Non-consensual intimate deepfakes: criminal law by jurisdiction
UK: The Online Safety Act 2023 (s.66B, in force January 2024) criminalised sharing non-consensual intimate images including AI-generated deepfakes. The Act also requires platforms to proactively remove such content as a priority offence. Note: the previous government's Criminal Justice Bill (which would have criminalised creation of deepfakes) did not pass before the 2024 election. The current government's Crime and Policing Bill proposes to criminalise creation. EU: Member states have criminal provisions on image-based abuse applied to deepfakes; the EU AI Act's disclosure requirements provide additional grounds. US: The DEFIANCE Act 2024 created a federal civil cause of action; at least 20 states have criminal NCII laws covering AI-generated content.
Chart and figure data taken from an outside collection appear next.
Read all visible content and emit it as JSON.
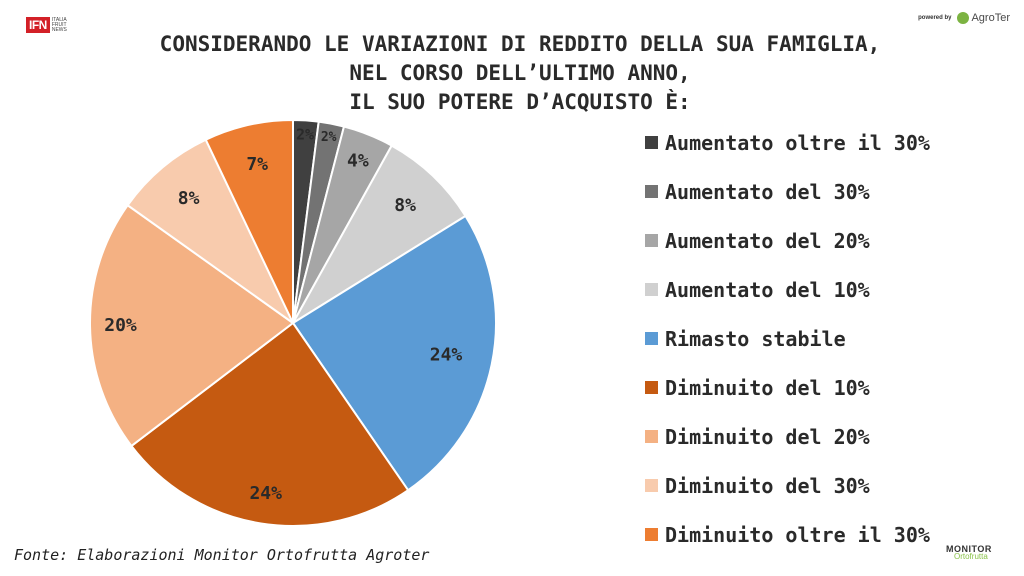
{
  "branding": {
    "ifn_mark": "IFN",
    "ifn_sub": [
      "ITALIA",
      "FRUIT",
      "NEWS"
    ],
    "powered_by": "powered by",
    "agroter": "AgroTer",
    "monitor_line1": "MONITOR",
    "monitor_line2": "Ortofrutta"
  },
  "chart_data": {
    "type": "pie",
    "title_lines": [
      "CONSIDERANDO LE VARIAZIONI DI REDDITO DELLA SUA FAMIGLIA,",
      "NEL CORSO DELL’ULTIMO ANNO,",
      "IL SUO POTERE D’ACQUISTO È:"
    ],
    "categories": [
      "Aumentato oltre il 30%",
      "Aumentato del 30%",
      "Aumentato del 20%",
      "Aumentato del 10%",
      "Rimasto stabile",
      "Diminuito del 10%",
      "Diminuito del 20%",
      "Diminuito del 30%",
      "Diminuito oltre il 30%"
    ],
    "values": [
      2,
      2,
      4,
      8,
      24,
      24,
      20,
      8,
      7
    ],
    "labels": [
      "2%",
      "2%",
      "4%",
      "8%",
      "24%",
      "24%",
      "20%",
      "8%",
      "7%"
    ],
    "colors": [
      "#404040",
      "#737373",
      "#a6a6a6",
      "#d0d0d0",
      "#5b9bd5",
      "#c55a11",
      "#f4b183",
      "#f8cbad",
      "#ed7d31"
    ],
    "legend": "right",
    "start": "top, clockwise"
  },
  "source": "Fonte: Elaborazioni Monitor Ortofrutta Agroter"
}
Australia: eSafety Commissioner has removal notice authority under the Online Safety Act 2021.
Data protection as a tool
Your face and voice are biometric data — sensitive personal data under GDPR and equivalent laws. Processing without lawful basis is a violation. Complaints to national DPAs can result in orders to delete your biometric data, compel removal of deepfake content, and seek compensation for unlawful processing.
Practical steps
Document immediately. Report to the platform. For intimate deepfakes, use StopNCII.org. Report to police and your national DPA. Seek legal advice on injunctions and civil suits for damages.